在 Azure IoT Edge 设备上启用机器学习推理

Azure IoT Edge

Azure IoT 中心

边缘 AI 是最受欢迎的边缘方案之一。实现此方案需要图像分类、对象检测、身体、人脸和手势分析以及图像处理。本体系结构指南介绍如何使用 Azure IoT Edge 来支持这些方案。

可以通过更新 AI 模型来提高 AI 准确性，但在某些情况下，边缘设备网络环境并不适合。例如，在风力发电和石油行业，设备可能位于沙漠或海洋中。

IoT Edge 模块孪生用于实现动态加载的 AI 模型。 IoT Edge 模块基于 Docker。 AI 环境中 IoT Edge 模块的映像大小通常至少为 1 GB，因此在窄带宽网络中增量更新 AI 模型非常重要。本文重点介绍该注意事项。其思路是创建一个 IoT Edge AI 模块，该模块可以加载 LiteRT（以前称为 TensorFlow Lite)或 Open Neural Network Exchange (ONNX) 对象检测模型。还可以 Web API 格式启用该模块，以便可以使用它来帮助其他应用程序或模块。

本文中所述的解决方案可通过以下方式为你提供帮助：

在边缘设备上启用 AI 推理。
最大程度地降低在边缘部署和更新 AI 模型的网络成本。该解决方案可以为你或你的客户节省资金，尤其是在带宽较窄的网络环境中。
在 IoT Edge 设备的本地存储中创建和管理 AI 模型存储库。
当边缘设备切换 AI 模型时，可实现几乎零停机时间。

TensorFlow 和 LiteRT 是 Google Inc. 的商标。使用此标志并不意味着认可。

体系结构

下载此体系结构的 Visio 文件。

数据流

AI 模型上传到 Azure Blob 存储或 Web 服务。模型可以是预先训练的 LiteRT 或 ONNX 模型，也可以是在 Azure 机器学习中创建的模型。 IoT Edge 模块可以访问此模型，并在之后将其下载到边缘设备。如果需要更好的安全性，请考虑在 Blob 存储和边缘设备之间使用专用终结点连接。
Azure IoT 中心自动将设备模块孪生与 AI 模型信息同步。即使 IoT Edge 处于脱机状态，也会执行同步。（在某些情况下，IoT 设备会按每小时、每天或每周的预定时间连接到网络，以节省电源或减少网络流量。）
加载程序模块通过 API 监视模块孪生的更新。当检测到更新时，它会获取机器学习模型 SAS 令牌，然后下载 AI 模型。
- 有关详细信息，请参阅为容器或 Blob 创建 SAS 令牌。
- 可以使用 ExpiresOn 属性设置资源的过期日期。如果设备长时间处于脱机状态，可以延长过期时间。
加载程序模块将 AI 模型保存在 IoT Edge 模块的共享本地存储中。需要在 IoT Edge 部署 JSON 文件中配置共享本地存储。
加载程序模块通过 LiteRT 或 ONNX API 从本地存储加载 AI 模型。
加载程序模块启动一个 Web API，该 API 通过 POST 请求接收二进制照片，并在 JSON 文件中返回结果。

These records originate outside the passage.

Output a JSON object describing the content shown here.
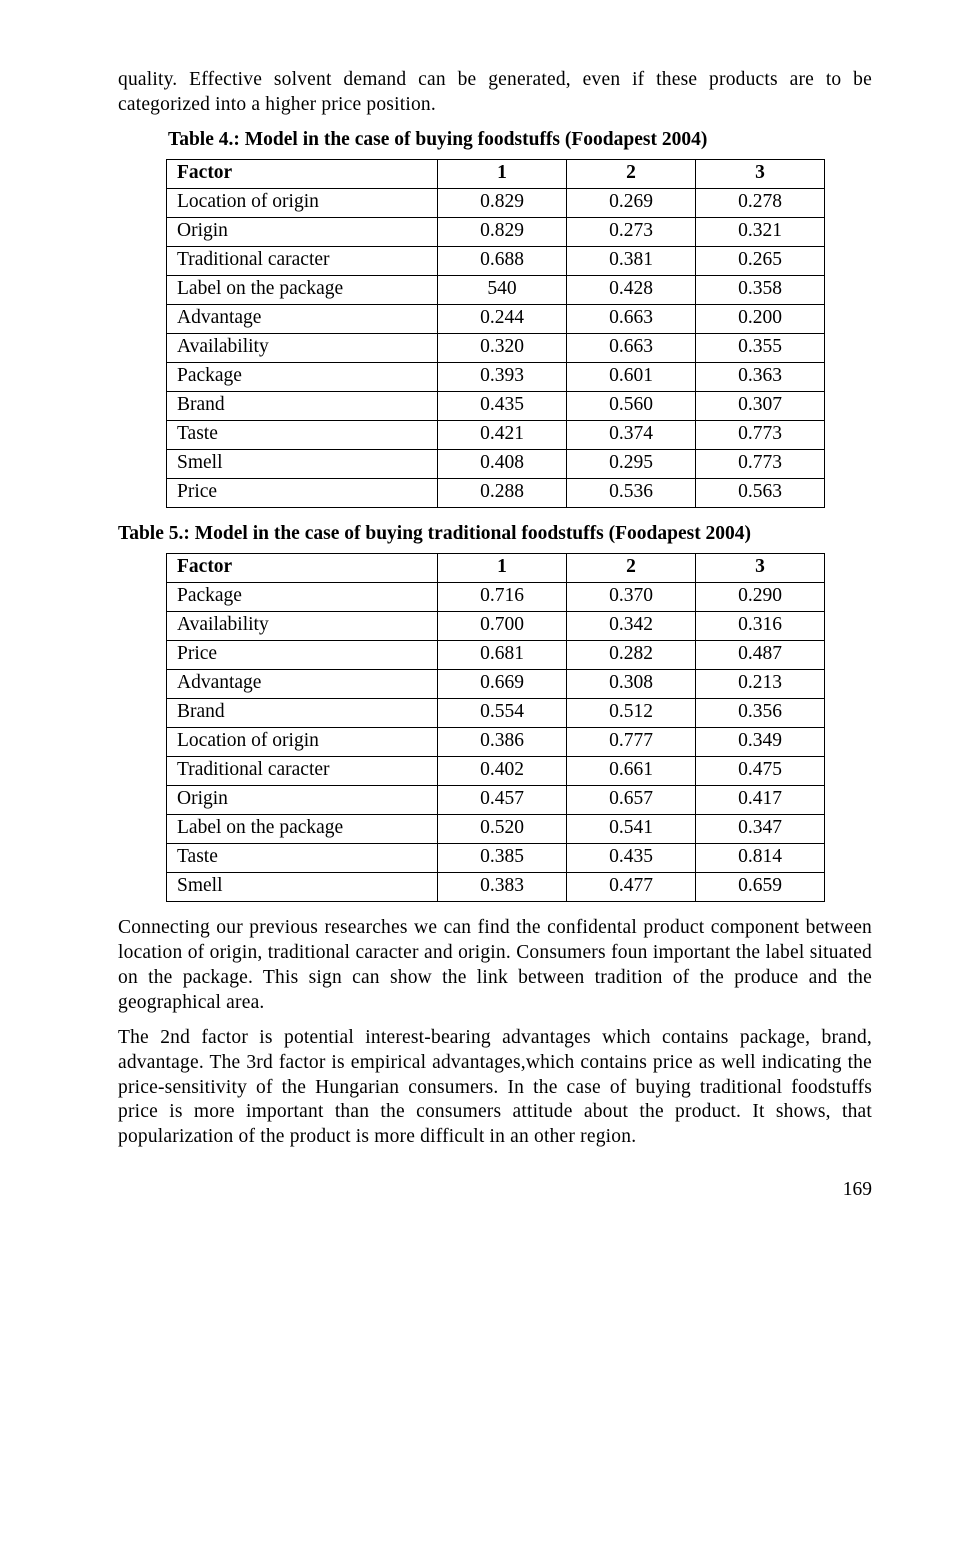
{
  "intro": "quality. Effective solvent demand can be generated, even if these products are to be categorized into a higher price position.",
  "table4": {
    "caption": "Table 4.: Model in the case of buying foodstuffs (Foodapest 2004)",
    "header": [
      "Factor",
      "1",
      "2",
      "3"
    ],
    "rows": [
      [
        "Location of origin",
        "0.829",
        "0.269",
        "0.278"
      ],
      [
        "Origin",
        "0.829",
        "0.273",
        "0.321"
      ],
      [
        "Traditional caracter",
        "0.688",
        "0.381",
        "0.265"
      ],
      [
        "Label on the package",
        "540",
        "0.428",
        "0.358"
      ],
      [
        "Advantage",
        "0.244",
        "0.663",
        "0.200"
      ],
      [
        "Availability",
        "0.320",
        "0.663",
        "0.355"
      ],
      [
        "Package",
        "0.393",
        "0.601",
        "0.363"
      ],
      [
        "Brand",
        "0.435",
        "0.560",
        "0.307"
      ],
      [
        "Taste",
        "0.421",
        "0.374",
        "0.773"
      ],
      [
        "Smell",
        "0.408",
        "0.295",
        "0.773"
      ],
      [
        "Price",
        "0.288",
        "0.536",
        "0.563"
      ]
    ]
  },
  "table5": {
    "caption": "Table 5.: Model in the case of buying traditional foodstuffs (Foodapest 2004)",
    "header": [
      "Factor",
      "1",
      "2",
      "3"
    ],
    "rows": [
      [
        "Package",
        "0.716",
        "0.370",
        "0.290"
      ],
      [
        "Availability",
        "0.700",
        "0.342",
        "0.316"
      ],
      [
        "Price",
        "0.681",
        "0.282",
        "0.487"
      ],
      [
        "Advantage",
        "0.669",
        "0.308",
        "0.213"
      ],
      [
        "Brand",
        "0.554",
        "0.512",
        "0.356"
      ],
      [
        "Location of origin",
        "0.386",
        "0.777",
        "0.349"
      ],
      [
        "Traditional caracter",
        "0.402",
        "0.661",
        "0.475"
      ],
      [
        "Origin",
        "0.457",
        "0.657",
        "0.417"
      ],
      [
        "Label on the package",
        "0.520",
        "0.541",
        "0.347"
      ],
      [
        "Taste",
        "0.385",
        "0.435",
        "0.814"
      ],
      [
        "Smell",
        "0.383",
        "0.477",
        "0.659"
      ]
    ]
  },
  "para1": "Connecting our previous researches we can find the confidental product component between location of origin, traditional caracter and origin. Consumers foun important the label situated on the package. This sign can show the link between tradition of the produce and the geographical area.",
  "para2": "The 2nd factor is potential interest-bearing advantages which contains package, brand, advantage. The 3rd factor is empirical advantages,which contains price as well indicating the price-sensitivity of the Hungarian consumers. In the case of buying traditional foodstuffs price is more important than the consumers attitude about the product. It shows, that popularization of the product is more difficult in an other region.",
  "page_number": "169"
}
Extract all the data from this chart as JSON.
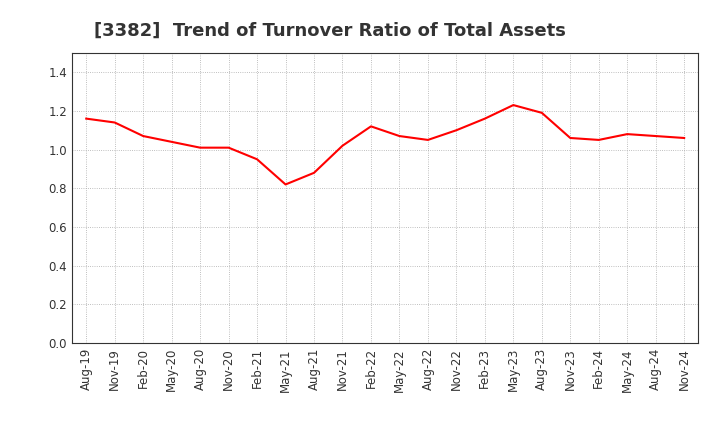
{
  "title": "[3382]  Trend of Turnover Ratio of Total Assets",
  "x_labels": [
    "Aug-19",
    "Nov-19",
    "Feb-20",
    "May-20",
    "Aug-20",
    "Nov-20",
    "Feb-21",
    "May-21",
    "Aug-21",
    "Nov-21",
    "Feb-22",
    "May-22",
    "Aug-22",
    "Nov-22",
    "Feb-23",
    "May-23",
    "Aug-23",
    "Nov-23",
    "Feb-24",
    "May-24",
    "Aug-24",
    "Nov-24"
  ],
  "y_values": [
    1.16,
    1.14,
    1.07,
    1.04,
    1.01,
    1.01,
    0.95,
    0.82,
    0.88,
    1.02,
    1.12,
    1.07,
    1.05,
    1.1,
    1.16,
    1.23,
    1.19,
    1.06,
    1.05,
    1.08,
    1.07,
    1.06
  ],
  "line_color": "#FF0000",
  "line_width": 1.5,
  "ylim": [
    0.0,
    1.5
  ],
  "yticks": [
    0.0,
    0.2,
    0.4,
    0.6,
    0.8,
    1.0,
    1.2,
    1.4
  ],
  "grid_color": "#aaaaaa",
  "bg_color": "#ffffff",
  "title_fontsize": 13,
  "tick_fontsize": 8.5,
  "title_color": "#333333",
  "tick_color": "#333333"
}
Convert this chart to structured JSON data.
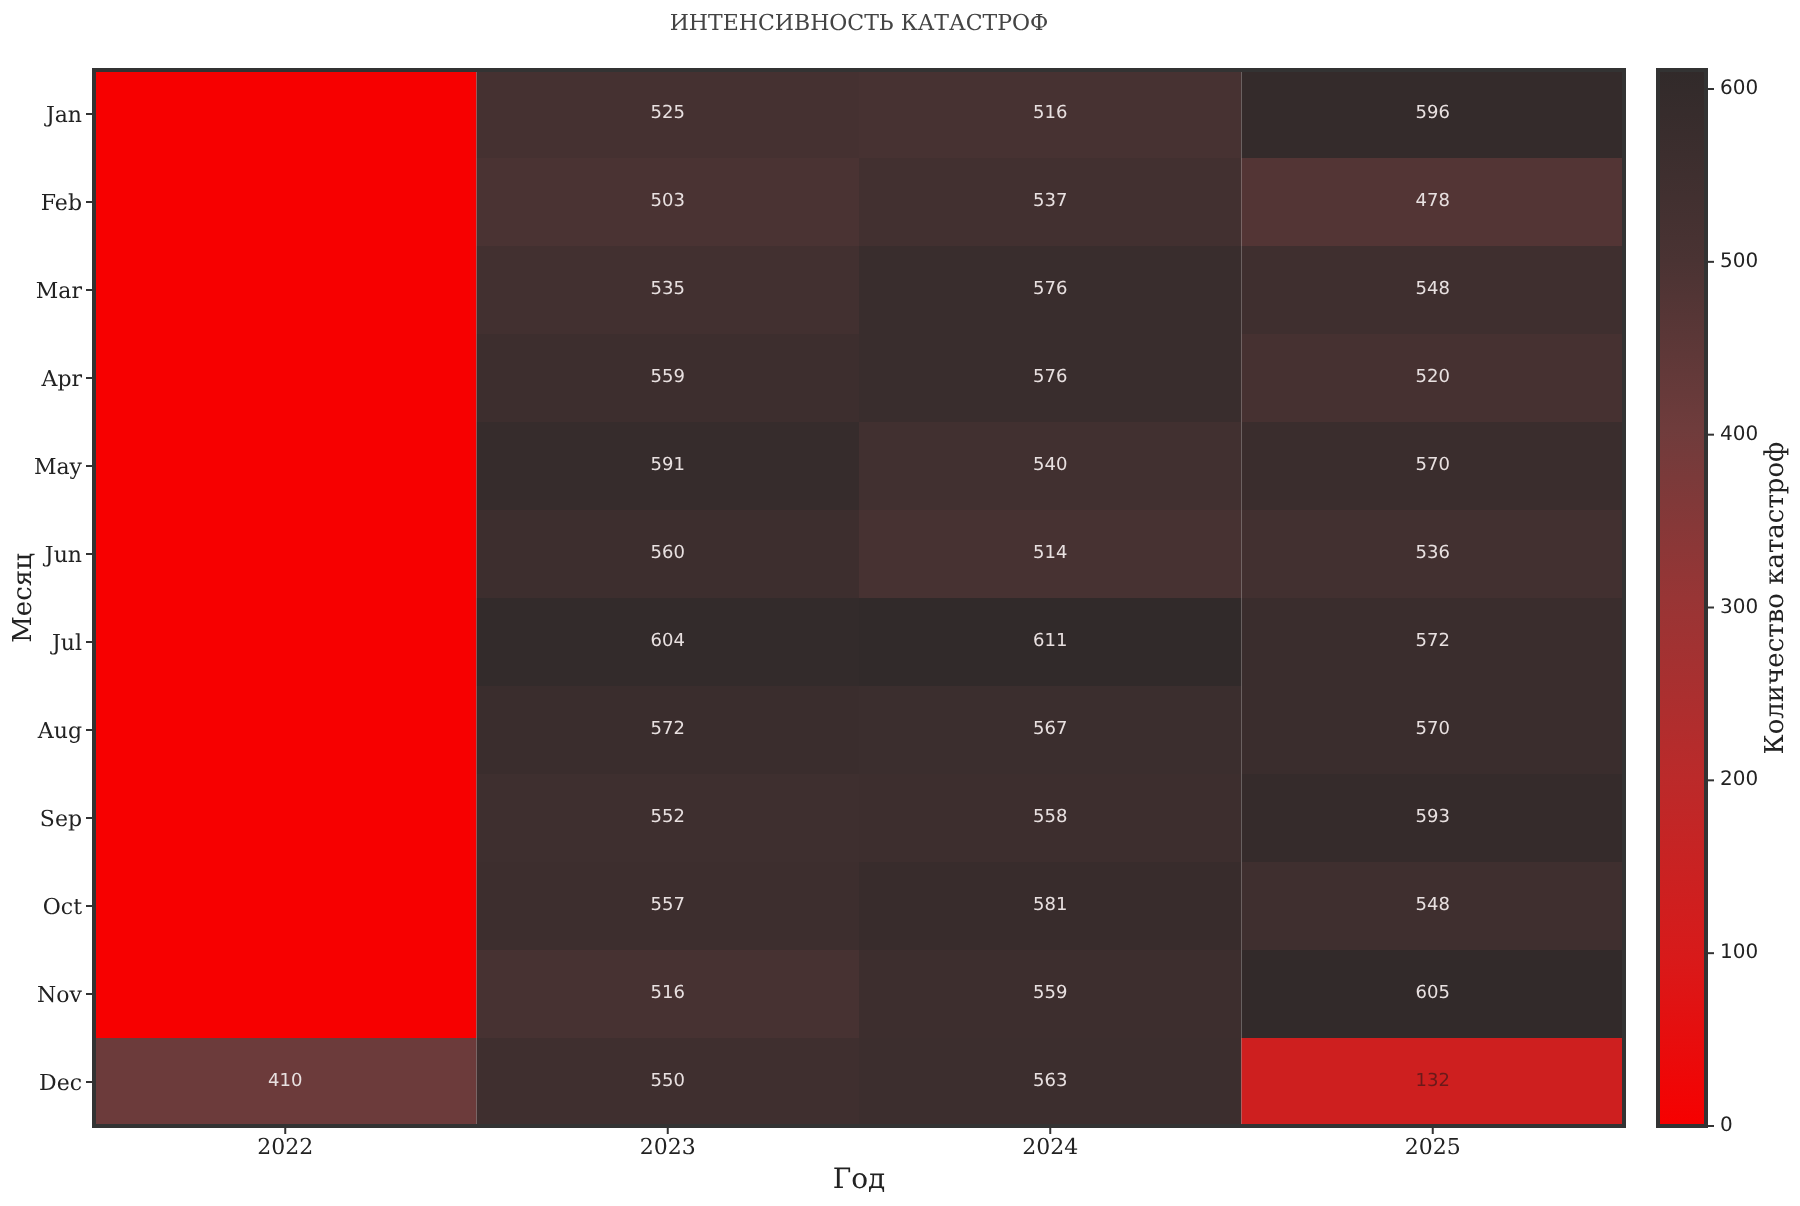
{
  "chart_data": {
    "type": "heatmap",
    "title": "ИНТЕНСИВНОСТЬ КАТАСТРОФ",
    "xlabel": "Год",
    "ylabel": "Месяц",
    "clabel": "Количество катастроф",
    "categories": [
      "2022",
      "2023",
      "2024",
      "2025"
    ],
    "y_categories": [
      "Jan",
      "Feb",
      "Mar",
      "Apr",
      "May",
      "Jun",
      "Jul",
      "Aug",
      "Sep",
      "Oct",
      "Nov",
      "Dec"
    ],
    "cells": [
      [
        0,
        525,
        516,
        596
      ],
      [
        0,
        503,
        537,
        478
      ],
      [
        0,
        535,
        576,
        548
      ],
      [
        0,
        559,
        576,
        520
      ],
      [
        0,
        591,
        540,
        570
      ],
      [
        0,
        560,
        514,
        536
      ],
      [
        0,
        604,
        611,
        572
      ],
      [
        0,
        572,
        567,
        570
      ],
      [
        0,
        552,
        558,
        593
      ],
      [
        0,
        557,
        581,
        548
      ],
      [
        0,
        516,
        559,
        605
      ],
      [
        410,
        550,
        563,
        132
      ]
    ],
    "cell_labels": [
      [
        null,
        "525",
        "516",
        "596"
      ],
      [
        null,
        "503",
        "537",
        "478"
      ],
      [
        null,
        "535",
        "576",
        "548"
      ],
      [
        null,
        "559",
        "576",
        "520"
      ],
      [
        null,
        "591",
        "540",
        "570"
      ],
      [
        null,
        "560",
        "514",
        "536"
      ],
      [
        null,
        "604",
        "611",
        "572"
      ],
      [
        null,
        "572",
        "567",
        "570"
      ],
      [
        null,
        "552",
        "558",
        "593"
      ],
      [
        null,
        "557",
        "581",
        "548"
      ],
      [
        null,
        "516",
        "559",
        "605"
      ],
      [
        "410",
        "550",
        "563",
        "132"
      ]
    ],
    "clim": [
      0,
      611
    ],
    "cticks": [
      0,
      100,
      200,
      300,
      400,
      500,
      600
    ]
  }
}
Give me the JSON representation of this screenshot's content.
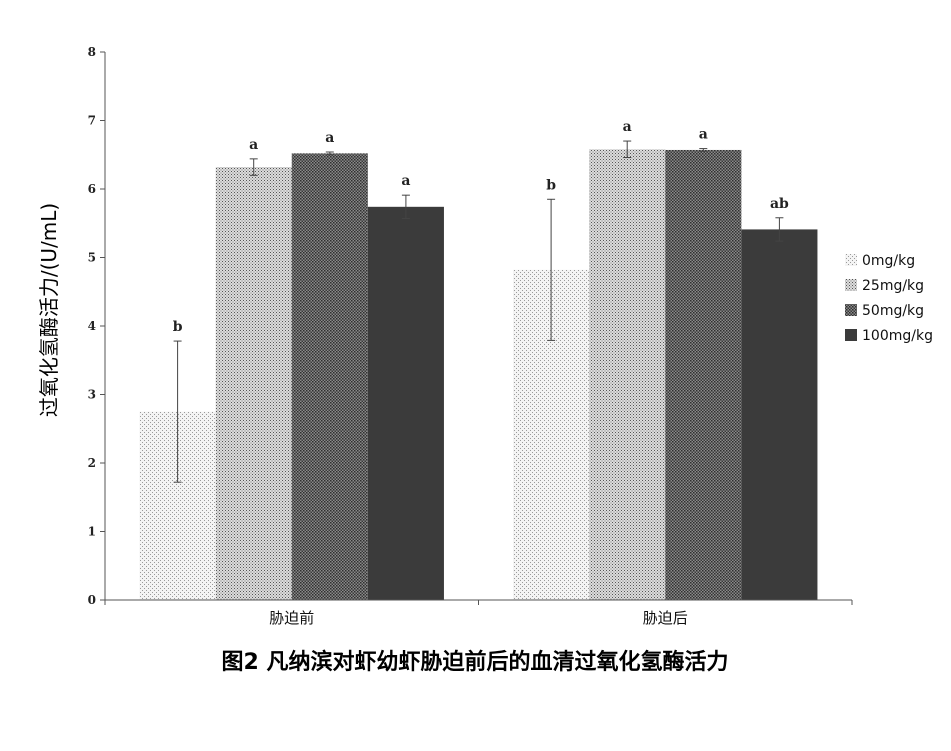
{
  "chart_data": {
    "type": "bar",
    "ylabel": "过氧化氢酶活力/(U/mL)",
    "caption": "图2 凡纳滨对虾幼虾胁迫前后的血清过氧化氢酶活力",
    "categories": [
      "胁迫前",
      "胁迫后"
    ],
    "ylim": [
      0,
      8
    ],
    "yticks": [
      "0",
      "1",
      "2",
      "3",
      "4",
      "5",
      "6",
      "7",
      "8"
    ],
    "legend_position": "right",
    "series": [
      {
        "name": "0mg/kg",
        "values": [
          2.75,
          4.82
        ],
        "errors": [
          1.03,
          1.03
        ],
        "labels": [
          "b",
          "b"
        ],
        "pattern": "light-dots",
        "color": "#d8d8d8"
      },
      {
        "name": "25mg/kg",
        "values": [
          6.32,
          6.58
        ],
        "errors": [
          0.12,
          0.12
        ],
        "labels": [
          "a",
          "a"
        ],
        "pattern": "medium-dots",
        "color": "#a8a8a8"
      },
      {
        "name": "50mg/kg",
        "values": [
          6.52,
          6.57
        ],
        "errors": [
          0.02,
          0.02
        ],
        "labels": [
          "a",
          "a"
        ],
        "pattern": "dense-dots",
        "color": "#6a6a6a"
      },
      {
        "name": "100mg/kg",
        "values": [
          5.74,
          5.41
        ],
        "errors": [
          0.17,
          0.17
        ],
        "labels": [
          "a",
          "ab"
        ],
        "pattern": "solid",
        "color": "#3b3b3b"
      }
    ]
  }
}
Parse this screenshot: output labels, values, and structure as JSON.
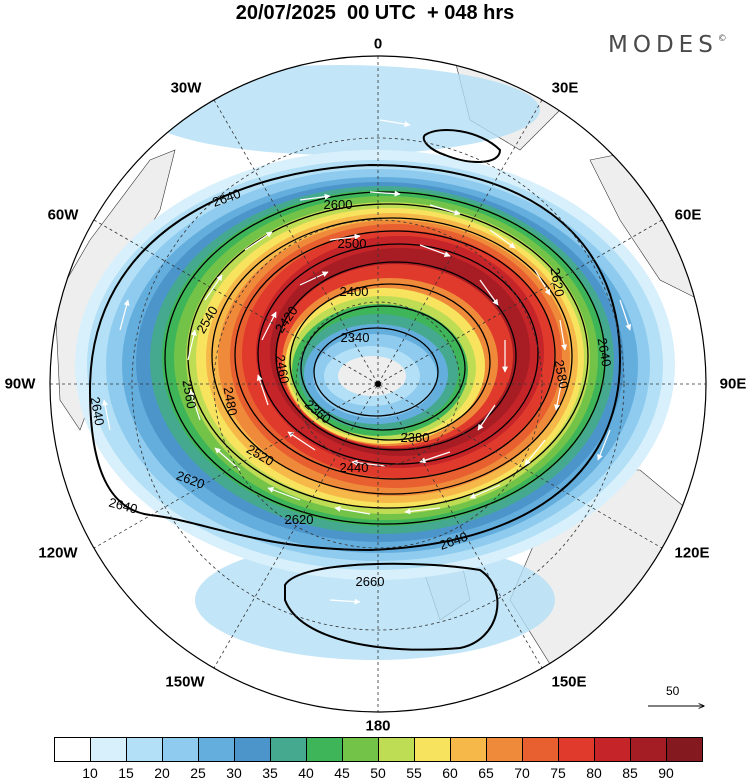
{
  "header": {
    "title": "20/07/2025  00 UTC  + 048 hrs",
    "brand": "MODES",
    "brand_mark": "©"
  },
  "map": {
    "projection": "south polar stereographic",
    "longitude_labels": {
      "top": "0",
      "e30": "30E",
      "e60": "60E",
      "e90": "90E",
      "e120": "120E",
      "e150": "150E",
      "bottom": "180",
      "w150": "150W",
      "w120": "120W",
      "w90": "90W",
      "w60": "60W",
      "w30": "30W"
    },
    "contour_labels": [
      "2640",
      "2600",
      "2500",
      "2400",
      "2340",
      "2360",
      "2380",
      "2440",
      "2480",
      "2520",
      "2560",
      "2620",
      "2660",
      "2420",
      "2460",
      "2540",
      "2580"
    ],
    "vector_reference": {
      "value": "50",
      "icon": "arrow-right-icon"
    }
  },
  "legend": {
    "colors": [
      "#ffffff",
      "#d8f0fb",
      "#b3e0f6",
      "#8ecbee",
      "#64aede",
      "#4b95cb",
      "#45a990",
      "#3fb559",
      "#73c349",
      "#bfdc55",
      "#f7e35e",
      "#f7b84a",
      "#ef8a3a",
      "#e8602f",
      "#df3a2b",
      "#c52428",
      "#a41d24",
      "#841a1f"
    ],
    "ticks": [
      "10",
      "15",
      "20",
      "25",
      "30",
      "35",
      "40",
      "45",
      "50",
      "55",
      "60",
      "65",
      "70",
      "75",
      "80",
      "85",
      "90"
    ]
  }
}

若要更新 AI 模型，可以将新版本上传到 Blob 存储，并再次同步设备模块孪生，以进行增量更新。无需更新整个 IoT Edge 模块映像。

方案详细信息

在此解决方案中，IoT Edge 模块用于下载 AI 模型，然后启用机器学习推理。可以在此解决方案中使用预先训练的 LiteRT 或 ONNX 模型。

LiteRT

.tflite 文件是预先训练的 AI 模型。可以从 TensorFlow.org 下载一个这样的文件。它是一个通用 AI 模型，可在跨平台应用程序（如 iOS 和 Android）中使用。 LiteRT 支持来自 TensorFlow、PyTorch、JAX 和 Keras 的模型。有关元数据和关联字段（例如 labels.txt）的详细信息，请参阅从模型中读取元数据。
训练对象检测模型，检测是否存在多个类别的对象及其位置。例如，可以使用以下内容来训练模型：包含各种水果的图像、所代表的水果类别（例如苹果）的标签和指定每个对象在图像中出现的位置的数据。

向模型提供图像时，它会输出检测到的对象列表、每个对象的边界框的位置以及表示检测置信度的分数。
如果要生成或自定义优化 AI 模型，请参阅 LiteRT Model Maker。
可以在 Detection Zoo 获取更多具有各种延迟和精度特征的免费预先训练的检测模型。每个模型都使用以下代码示例中显示的输入和输出签名。

ONNX

ONNX 是一种开放标准格式，用于表示机器学习模型。合作伙伴社区通过在很多框架和工具中实现这一格式从而对其提供支持。

ONNX 支持用于生成和部署模型以及完成其他任务的工具。有关详细信息，请参阅支持的 ONNX 工具。
可以使用 ONNX 运行时运行 ONNX 预先训练的模型。有关预先训练的模型的信息，请参阅 ONNX Model Zoo。
对于此方案，可以使用对象检测和图像分段模型：Tiny YOLOv3。

ONNX 社区提供了帮助你创建和部署深度学习模型的工具。

下载经过训练的 AI 模型

若要下载经过训练的 AI 模型，建议在新模型准备就绪时使用设备孪生来接收通知。即使设备处于脱机状态，也可以将消息缓存在 IoT 中心，直至边缘设备重新联机。消息将自动同步。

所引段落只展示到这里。